The training script I used is as follows:

deepspeed train_wizardcoder.py \
    --model_name_or_path "/data/models/WizardLM/WizardCoder-15B-V1.0" \
    --data_path "/data/datasets/java_wizard" \
    --output_dir "/data/models/wizard_java_from_starchat" \
    --num_train_epochs 3 \
    --model_max_length 2048 \
    --per_device_train_batch_size 4\
    --per_device_eval_batch_size 1 \
    --gradient_accumulation_steps 2 \
    --evaluation_strategy "no" \
    --save_strategy "steps" \
    --save_steps 50 \
    --save_total_limit 2 \
    --learning_rate 2e-5 \
    --warmup_steps 30 \
    --logging_steps 2 \
    --lr_scheduler_type "cosine" \
    --gradient_checkpointing True \
    --deepspeed configs/deepspeed_config.json \
    --fp16 True 2>&1 | tee /data/logs/deep.log

The trained dataset is as follows: image

Neither input nor output have line breaks, which affects the effect of finetune??!

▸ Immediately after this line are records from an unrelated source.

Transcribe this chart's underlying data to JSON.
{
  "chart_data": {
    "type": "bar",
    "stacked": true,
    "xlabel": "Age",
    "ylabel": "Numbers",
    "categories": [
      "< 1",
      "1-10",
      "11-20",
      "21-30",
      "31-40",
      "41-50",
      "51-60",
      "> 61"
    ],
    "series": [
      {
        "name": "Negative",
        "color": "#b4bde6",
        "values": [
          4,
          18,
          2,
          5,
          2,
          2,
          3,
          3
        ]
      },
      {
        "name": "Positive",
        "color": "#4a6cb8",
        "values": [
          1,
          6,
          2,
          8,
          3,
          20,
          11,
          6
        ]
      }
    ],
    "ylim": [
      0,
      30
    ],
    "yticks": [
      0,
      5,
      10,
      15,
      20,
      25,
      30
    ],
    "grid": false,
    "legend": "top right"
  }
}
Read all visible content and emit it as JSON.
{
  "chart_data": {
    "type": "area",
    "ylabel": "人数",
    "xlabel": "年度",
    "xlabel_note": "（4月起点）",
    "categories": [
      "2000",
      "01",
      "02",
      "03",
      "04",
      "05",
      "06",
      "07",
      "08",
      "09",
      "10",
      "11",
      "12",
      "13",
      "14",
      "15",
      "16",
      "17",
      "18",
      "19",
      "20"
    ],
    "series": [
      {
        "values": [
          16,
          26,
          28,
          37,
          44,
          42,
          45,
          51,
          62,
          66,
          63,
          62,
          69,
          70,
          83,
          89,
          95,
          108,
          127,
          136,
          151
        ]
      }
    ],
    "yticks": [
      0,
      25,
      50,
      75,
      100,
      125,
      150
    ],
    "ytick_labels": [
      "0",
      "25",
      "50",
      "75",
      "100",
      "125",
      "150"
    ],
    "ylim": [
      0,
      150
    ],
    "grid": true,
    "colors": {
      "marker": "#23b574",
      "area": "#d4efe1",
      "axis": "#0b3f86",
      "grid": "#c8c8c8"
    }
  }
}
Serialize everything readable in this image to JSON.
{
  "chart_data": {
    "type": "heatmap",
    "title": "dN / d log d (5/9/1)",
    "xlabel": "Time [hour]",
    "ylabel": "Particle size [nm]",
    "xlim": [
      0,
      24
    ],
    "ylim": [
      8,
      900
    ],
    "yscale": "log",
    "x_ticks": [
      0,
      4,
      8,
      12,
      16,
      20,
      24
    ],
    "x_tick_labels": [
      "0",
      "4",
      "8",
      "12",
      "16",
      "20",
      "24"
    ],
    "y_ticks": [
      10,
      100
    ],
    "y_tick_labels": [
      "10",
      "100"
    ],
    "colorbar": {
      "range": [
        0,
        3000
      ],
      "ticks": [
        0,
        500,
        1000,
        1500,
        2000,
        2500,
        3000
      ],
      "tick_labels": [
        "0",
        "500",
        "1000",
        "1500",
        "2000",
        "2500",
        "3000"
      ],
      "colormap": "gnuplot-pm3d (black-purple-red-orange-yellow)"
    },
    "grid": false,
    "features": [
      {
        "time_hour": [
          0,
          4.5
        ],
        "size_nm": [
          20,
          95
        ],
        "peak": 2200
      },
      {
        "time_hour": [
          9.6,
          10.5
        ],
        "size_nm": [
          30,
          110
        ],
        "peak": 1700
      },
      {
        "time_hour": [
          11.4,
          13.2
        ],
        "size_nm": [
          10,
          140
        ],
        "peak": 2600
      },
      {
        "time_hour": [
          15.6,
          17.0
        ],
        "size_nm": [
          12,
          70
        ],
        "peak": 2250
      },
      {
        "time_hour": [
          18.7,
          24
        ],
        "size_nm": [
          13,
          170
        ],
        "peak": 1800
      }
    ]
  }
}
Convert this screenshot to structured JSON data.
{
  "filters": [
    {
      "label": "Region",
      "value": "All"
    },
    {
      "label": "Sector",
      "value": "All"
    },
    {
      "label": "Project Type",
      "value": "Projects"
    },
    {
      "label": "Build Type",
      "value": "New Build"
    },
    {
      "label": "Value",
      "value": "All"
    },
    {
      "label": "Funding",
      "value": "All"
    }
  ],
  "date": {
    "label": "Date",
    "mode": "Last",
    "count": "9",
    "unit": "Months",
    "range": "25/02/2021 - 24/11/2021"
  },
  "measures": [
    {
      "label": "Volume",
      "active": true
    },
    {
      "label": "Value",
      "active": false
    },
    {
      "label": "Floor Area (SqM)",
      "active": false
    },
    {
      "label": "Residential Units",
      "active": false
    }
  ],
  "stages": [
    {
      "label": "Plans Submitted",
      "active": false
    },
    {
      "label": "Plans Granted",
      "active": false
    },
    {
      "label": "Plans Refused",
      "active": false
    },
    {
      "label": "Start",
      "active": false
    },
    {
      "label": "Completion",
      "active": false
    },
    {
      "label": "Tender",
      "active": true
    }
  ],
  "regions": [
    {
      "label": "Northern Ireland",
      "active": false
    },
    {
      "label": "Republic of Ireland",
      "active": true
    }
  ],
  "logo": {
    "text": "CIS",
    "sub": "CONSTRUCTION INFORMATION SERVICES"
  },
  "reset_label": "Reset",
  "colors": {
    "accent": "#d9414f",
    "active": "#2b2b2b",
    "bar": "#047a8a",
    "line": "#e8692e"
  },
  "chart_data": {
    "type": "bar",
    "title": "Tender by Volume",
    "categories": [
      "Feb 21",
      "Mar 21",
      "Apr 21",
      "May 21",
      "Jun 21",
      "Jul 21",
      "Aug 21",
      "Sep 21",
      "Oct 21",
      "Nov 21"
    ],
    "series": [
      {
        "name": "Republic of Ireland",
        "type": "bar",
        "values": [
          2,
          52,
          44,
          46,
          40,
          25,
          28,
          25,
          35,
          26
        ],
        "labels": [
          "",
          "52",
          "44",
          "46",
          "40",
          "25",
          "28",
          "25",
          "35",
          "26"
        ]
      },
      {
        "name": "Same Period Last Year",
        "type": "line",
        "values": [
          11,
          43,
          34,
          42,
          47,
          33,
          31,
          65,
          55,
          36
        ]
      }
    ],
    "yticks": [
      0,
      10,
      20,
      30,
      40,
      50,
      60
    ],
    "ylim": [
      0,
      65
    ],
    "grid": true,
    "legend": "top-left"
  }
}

ChiYeungLaw commented 1 year ago

This is a strange problem. I think you can do a small experiment to fine-tune the model with Code Alpaca and check whether the same problem exists. Maybe just fine-tune 1 epoch, 512 seqlen.

chen-lee-li commented 1 year ago

This is a strange problem. I think you can do a small experiment to fine-tune the model with Code Alpaca and check whether the same problem exists. Maybe just fine-tune 1 epoch, 512 seqlen.

How long would it take to fine-tune on an 8*A100 40G machine? I have 78,000 rows of data?